Years ago, when I was young enough to need a hand to hold on my walk home from school, I had a conversation with my granny about death. I can't remember the context, or why I was asking about it, in fact I hardly remember the conversation at all. Just the one little bit; her answer to my question of why people cry when someone dies. I told her I would cry because I was sad, wouldn't she? In the most gentle of grandparent traditions, she told me a story. Her friend had died, and she had cried then. "I wasn't sad for me," she told me, "but my friend had the most beautiful roses. When she died, I cried because I was sad about the roses. Who would look after the roses?"
This weekend, her husband, my grandpa, passed away.
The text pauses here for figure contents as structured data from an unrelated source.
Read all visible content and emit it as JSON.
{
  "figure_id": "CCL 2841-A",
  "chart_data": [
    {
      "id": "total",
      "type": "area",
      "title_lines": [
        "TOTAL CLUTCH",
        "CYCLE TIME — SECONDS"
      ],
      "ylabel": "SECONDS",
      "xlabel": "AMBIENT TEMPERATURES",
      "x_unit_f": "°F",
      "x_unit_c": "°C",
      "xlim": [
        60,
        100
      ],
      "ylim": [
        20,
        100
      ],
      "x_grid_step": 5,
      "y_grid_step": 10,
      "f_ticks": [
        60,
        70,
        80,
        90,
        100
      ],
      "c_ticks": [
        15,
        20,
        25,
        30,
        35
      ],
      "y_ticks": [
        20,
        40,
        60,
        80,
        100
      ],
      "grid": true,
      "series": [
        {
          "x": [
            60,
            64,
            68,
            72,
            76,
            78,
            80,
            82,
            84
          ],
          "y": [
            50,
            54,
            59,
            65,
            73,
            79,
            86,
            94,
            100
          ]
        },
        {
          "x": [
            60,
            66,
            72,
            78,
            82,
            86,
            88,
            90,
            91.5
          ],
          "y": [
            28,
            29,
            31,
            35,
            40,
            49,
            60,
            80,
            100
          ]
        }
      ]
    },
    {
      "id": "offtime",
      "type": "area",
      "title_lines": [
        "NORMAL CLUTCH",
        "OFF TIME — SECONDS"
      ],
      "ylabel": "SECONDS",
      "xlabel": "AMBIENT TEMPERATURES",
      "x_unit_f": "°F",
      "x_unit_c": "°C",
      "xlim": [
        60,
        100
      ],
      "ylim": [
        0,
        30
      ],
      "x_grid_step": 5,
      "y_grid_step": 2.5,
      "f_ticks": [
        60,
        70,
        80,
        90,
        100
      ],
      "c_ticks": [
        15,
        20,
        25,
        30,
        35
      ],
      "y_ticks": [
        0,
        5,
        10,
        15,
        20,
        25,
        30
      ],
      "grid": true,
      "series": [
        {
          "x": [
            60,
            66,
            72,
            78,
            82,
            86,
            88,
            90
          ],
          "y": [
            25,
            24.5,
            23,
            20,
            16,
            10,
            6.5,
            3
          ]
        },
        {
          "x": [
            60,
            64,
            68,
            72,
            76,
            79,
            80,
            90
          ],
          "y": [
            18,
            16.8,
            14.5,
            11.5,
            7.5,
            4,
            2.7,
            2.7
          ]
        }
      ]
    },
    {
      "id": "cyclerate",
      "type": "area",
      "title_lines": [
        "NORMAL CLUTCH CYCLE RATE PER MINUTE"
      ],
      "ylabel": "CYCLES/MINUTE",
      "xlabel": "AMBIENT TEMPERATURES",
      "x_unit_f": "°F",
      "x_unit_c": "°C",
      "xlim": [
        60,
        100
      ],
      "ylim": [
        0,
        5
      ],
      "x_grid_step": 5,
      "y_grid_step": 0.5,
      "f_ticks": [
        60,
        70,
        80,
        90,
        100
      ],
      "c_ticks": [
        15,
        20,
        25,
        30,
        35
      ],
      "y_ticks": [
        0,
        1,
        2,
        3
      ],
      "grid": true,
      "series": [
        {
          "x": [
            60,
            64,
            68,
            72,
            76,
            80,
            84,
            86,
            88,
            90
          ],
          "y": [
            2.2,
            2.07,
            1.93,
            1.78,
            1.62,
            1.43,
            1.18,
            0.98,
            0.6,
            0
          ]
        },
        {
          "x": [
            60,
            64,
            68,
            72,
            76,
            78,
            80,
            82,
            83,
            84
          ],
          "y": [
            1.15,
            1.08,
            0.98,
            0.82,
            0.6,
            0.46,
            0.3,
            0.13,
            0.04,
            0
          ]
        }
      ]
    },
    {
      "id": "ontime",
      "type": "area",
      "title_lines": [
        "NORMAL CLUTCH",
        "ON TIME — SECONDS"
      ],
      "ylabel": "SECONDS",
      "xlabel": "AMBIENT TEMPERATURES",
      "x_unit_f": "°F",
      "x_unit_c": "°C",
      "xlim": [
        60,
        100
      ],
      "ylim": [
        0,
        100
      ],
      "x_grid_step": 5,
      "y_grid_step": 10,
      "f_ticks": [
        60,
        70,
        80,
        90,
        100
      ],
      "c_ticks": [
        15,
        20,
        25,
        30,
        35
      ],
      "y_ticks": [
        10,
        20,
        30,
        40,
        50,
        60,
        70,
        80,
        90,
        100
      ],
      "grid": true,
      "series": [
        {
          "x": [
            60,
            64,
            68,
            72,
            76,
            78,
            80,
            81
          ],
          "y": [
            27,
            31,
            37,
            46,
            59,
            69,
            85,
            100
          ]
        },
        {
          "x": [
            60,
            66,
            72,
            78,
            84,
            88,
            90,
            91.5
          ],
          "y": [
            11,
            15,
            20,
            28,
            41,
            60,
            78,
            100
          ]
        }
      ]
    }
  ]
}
He was really tall, and really bald. Our family is famous for our hooked and crooked noses of which he was the proud patriarch. He mumbled an Afrikaans prayer before every meal and for years I tried to decipher his words; I gave up eventually, relishing the mystery of his short incantation. He'd come over to visit and, as we'd all sit outside chatting, he'd bend down and start to weed the lawn, or the driveway, or the minute cracks between tiles on the stoep. He didn't usually heed to the subsequent "Opi, SIT!" from his wife and children. Along with the nose, he gave his five children a work ethic that drives his grandchildren insane. And with that work ethic--similar to what you'd find amongst an efficient troupe of precision elves--he gave us, and gave us all, an unwavering commitment to making things work. Nothing is ever broken; it's just in need of fixing. Oh, and fixing that you'll do yourself. He leaves behind a family who wield power tools like most people wield cutlery.
He would have naps on the carpet in their lounge.
It's impossible to credit the different parts of my being to one specific person. But I can make educated guesses. My mother is one of five, three sisters and two brothers. Three sisters who are strong, not strong women, no, strong people. Against any measure, the women in my family are formidable. Born in the 1950s (and '61), they could have missed that train. But they didn't. Maybe some pop-psychologists would critique my grandparents for having high expectations, but they cannot be faulted for their non-discriminatory approach: their daughters were not exempt from becoming fiercely independent and successful individuals.
I had a glass of wine with my aunt yesterday, at one point she asked if I was dating anyone. I told her no, that I'm too busy, that if I wanted to be in a relationship, I'd be in one. She just laughed. "That's the thing with us Kramer women, isn't it? We don't need a partner, we're happy alone." She's right. Somewhere between my grandpa and my grandma, my mother and her sisters learnt that they were fully capable of flourishing in the world by themselves. And flourish they do. It's not just my grandpa, it's not just my mom and her family. But I wouldn't be the woman I am if my mother wasn't the woman she is, and she wouldn't be that woman if her father had treated his daughters like men treated women in the 1950s.
There are no roses, literal or otherwise, that will need looking after now that my grandpa's gone. My granny kept sane through five children and a career of professional and personal caring, so she'll be fine. We'll all be fine.
So I don't cry for the roses, no. I cry because, like eight year old Jen, I'm sad.